October 20, 2014

Initial Impressions of the iPad 2

I finally received my iPad 2 a couple of days ago. I had ordered it back on March 11, 2011, the first day it was available. I had initially tried to pick one up at an Apple store, and after waiting in line almost two hours, they ran out of the model I wanted. So I went home to order it online. But by that point, there was already a two to three week wait! Mine came almost three weeks to the day after I ordered it. 

I’ve had an original model iPad since June of last year, right after they came out. So this is an upgrade for me. In addition to the iPad 2, I also bought the black leather Smart Cover. 

The original iPad was—and still is—amazing. Magical, as Apple likes to put it. For Apple to improve the iPad so dramatically over last year’s model is quite a feat. The iPad 2 is about one third thinner, several ounces lighter, and nearly twice as fast for most operations. Graphics can be as much as nine times faster.

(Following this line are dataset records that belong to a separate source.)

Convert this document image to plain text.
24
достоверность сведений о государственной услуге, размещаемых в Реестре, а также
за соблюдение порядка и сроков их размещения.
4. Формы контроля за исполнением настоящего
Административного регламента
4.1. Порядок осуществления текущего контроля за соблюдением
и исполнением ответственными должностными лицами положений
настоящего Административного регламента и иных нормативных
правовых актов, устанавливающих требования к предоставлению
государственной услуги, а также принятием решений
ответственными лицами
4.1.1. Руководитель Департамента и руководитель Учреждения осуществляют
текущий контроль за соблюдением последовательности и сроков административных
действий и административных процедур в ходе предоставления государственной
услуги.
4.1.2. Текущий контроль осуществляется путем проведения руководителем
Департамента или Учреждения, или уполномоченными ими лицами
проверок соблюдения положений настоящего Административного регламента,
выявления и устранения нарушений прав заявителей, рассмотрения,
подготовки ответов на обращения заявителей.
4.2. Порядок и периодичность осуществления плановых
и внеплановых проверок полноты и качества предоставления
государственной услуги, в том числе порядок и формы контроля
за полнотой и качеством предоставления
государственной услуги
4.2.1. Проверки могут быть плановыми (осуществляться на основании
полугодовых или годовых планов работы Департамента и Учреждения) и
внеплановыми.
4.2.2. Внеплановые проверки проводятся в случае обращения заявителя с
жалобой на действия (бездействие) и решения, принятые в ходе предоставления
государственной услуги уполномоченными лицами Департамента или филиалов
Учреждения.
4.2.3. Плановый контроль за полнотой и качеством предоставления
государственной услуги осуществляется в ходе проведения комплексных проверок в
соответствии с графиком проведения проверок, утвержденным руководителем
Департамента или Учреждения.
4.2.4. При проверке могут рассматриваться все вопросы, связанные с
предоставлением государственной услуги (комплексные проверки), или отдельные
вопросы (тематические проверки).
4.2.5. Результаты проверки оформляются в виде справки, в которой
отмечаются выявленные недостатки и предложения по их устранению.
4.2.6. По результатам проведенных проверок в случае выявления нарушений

Then there are the additions of both front- and rear-facing cameras, FaceTime, and other features and software additions. 

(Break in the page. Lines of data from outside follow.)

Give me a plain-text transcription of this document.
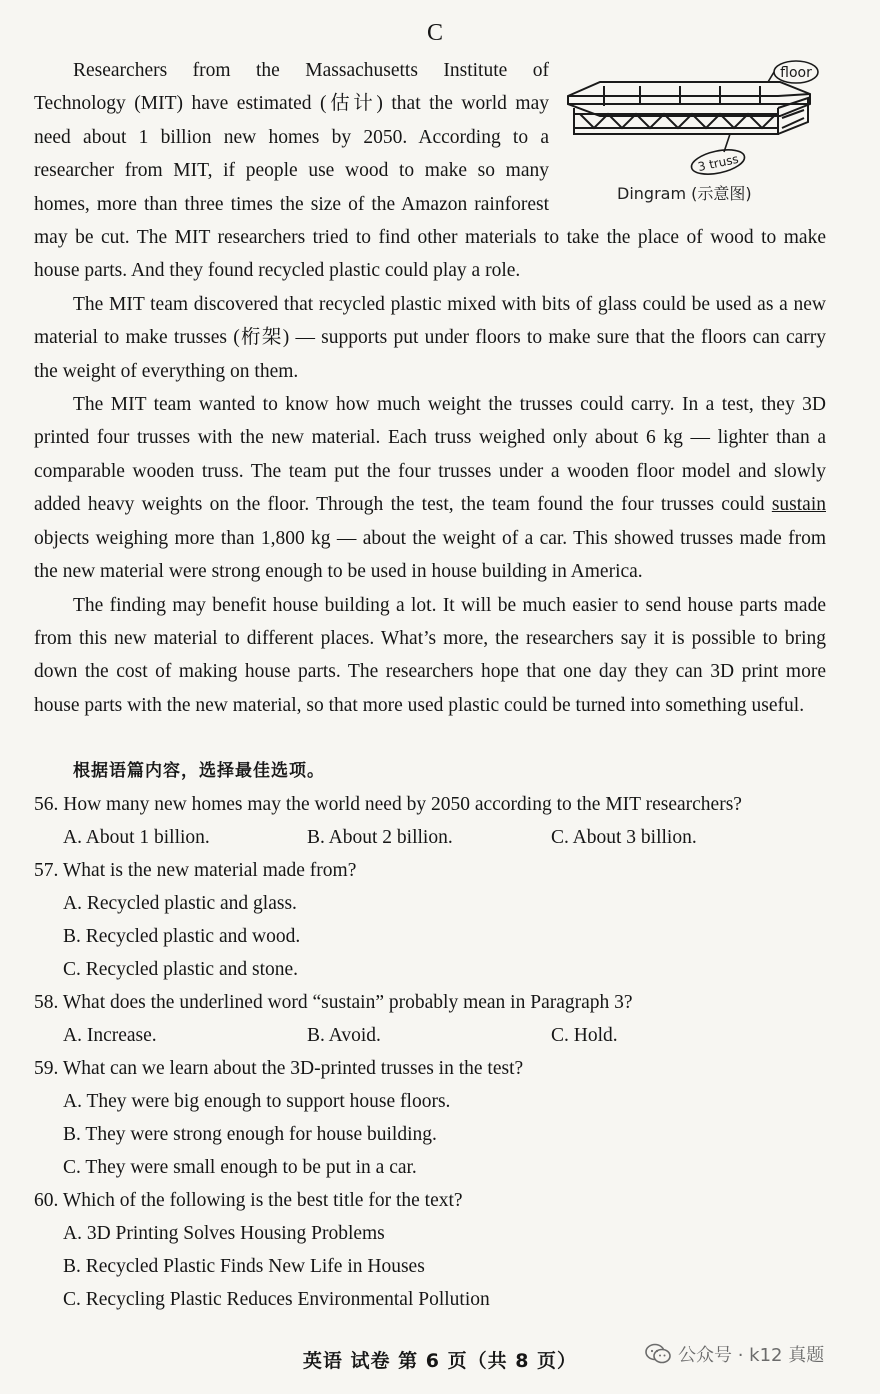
C
floor
3 truss
Dingram (示意图)
Researchers from the Massachusetts Institute of
Technology (MIT) have estimated (估计) that the world may
need about 1 billion new homes by 2050. According to a
researcher from MIT, if people use wood to make so many
homes, more than three times the size of the Amazon rainforest

may be cut. The MIT researchers tried to find other materials to take the place of wood to make house parts. And they found recycled plastic could play a role.

The MIT team discovered that recycled plastic mixed with bits of glass could be used as a new material to make trusses (桁架) — supports put under floors to make sure that the floors can carry the weight of everything on them.

The MIT team wanted to know how much weight the trusses could carry. In a test, they 3D printed four trusses with the new material. Each truss weighed only about 6 kg — lighter than a comparable wooden truss. The team put the four trusses under a wooden floor model and slowly added heavy weights on the floor. Through the test, the team found the four trusses could sustain objects weighing more than 1,800 kg — about the weight of a car. This showed trusses made from the new material were strong enough to be used in house building in America.

The finding may benefit house building a lot. It will be much easier to send house parts made from this new material to different places. What’s more, the researchers say it is possible to bring down the cost of making house parts. The researchers hope that one day they can 3D print more house parts with the new material, so that more used plastic could be turned into something useful.

根据语篇内容，选择最佳选项。
56. How many new homes may the world need by 2050 according to the MIT researchers?
A. About 1 billion.	B. About 2 billion.	C. About 3 billion.
57. What is the new material made from?
A. Recycled plastic and glass.
B. Recycled plastic and wood.
C. Recycled plastic and stone.
58. What does the underlined word “sustain” probably mean in Paragraph 3?
A. Increase.	B. Avoid.	C. Hold.
59. What can we learn about the 3D-printed trusses in the test?
A. They were big enough to support house floors.
B. They were strong enough for house building.
C. They were small enough to be put in a car.
60. Which of the following is the best title for the text?
A. 3D Printing Solves Housing Problems
B. Recycled Plastic Finds New Life in Houses
C. Recycling Plastic Reduces Environmental Pollution
英语 试卷 第 6 页（共 8 页）	公众号 · k12 真题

While some of the reviews have indicated the iPad 2 is an evolutionary upgrade rather than a revolutionary upgrade (I would tend to agree), the improvements are still very significant, and I think make it worth upgrading if you’re a daily iPad user. 

The biggest improvement is the form factor. While the original iPad was relatively thin and portable, the iPad 2 is even more so, and you can readily tell the difference as soon as you pick it up. Thinness counts. Less weight means it’s easier to hold for longer periods without your hands tiring so quickly. The display, which is the same resolution as the original iPad, is even brighter and easier to use outdoors or other bright lighting conditions. 

Of course, the improved speed is a major benefit, too. You’ll notice the difference as soon as you open an app you’ve used regularly before. Browsing the Web with Safari is better than ever. Sites load more quickly, and the new iPad has enough memory to remember sites you’ve visited recently. I’m not a game player, but if you are, you’ll see some dramatic improvements in speed, especially related to game graphics. 

The cameras are a bit of a disappointment. They are relatively low resolution, not very good for still photography. My iPhone has a much better camera. They are very adequate, though, for video and FaceTime, for which they were primarily intended. 

The Smart Cover is more useful and practical than I expected. Even though it covers just the front of the iPad, it folds open in several different ways to hold the iPad at an angle, for easier typing or viewing, or removes completely with an easy pull. It fastens magnetically along the one side of the iPad, clicking perfectly into position as soon as the edges get close to each other. When the cover is closed, the iPad automatically turns off. Remove the cover, and the iPad is instantly on. Brilliant design. 

The iPad is one of the most valuable tools a motorcoach driver can use. I’ll be posting another article shortly on how I’m using the iPad, updated from my earlier article with apps I think are most helpful to a driver. 

(Written and posted from my iPad 2)

About Bob Bergey

Bob has been driving motorcoaches since 2002, in every state east of the Mississippi and a few west, as well as the four southeastern-most provinces of Canada. In addition to driving, he's an avid photographer (and former professional), enjoys writing and technology.

Comments

  1. Dave King says:

    Thanks for the post Bob. Bought iphone and ipad over Christmas last year. Don’t know what I ever did without either one of them!!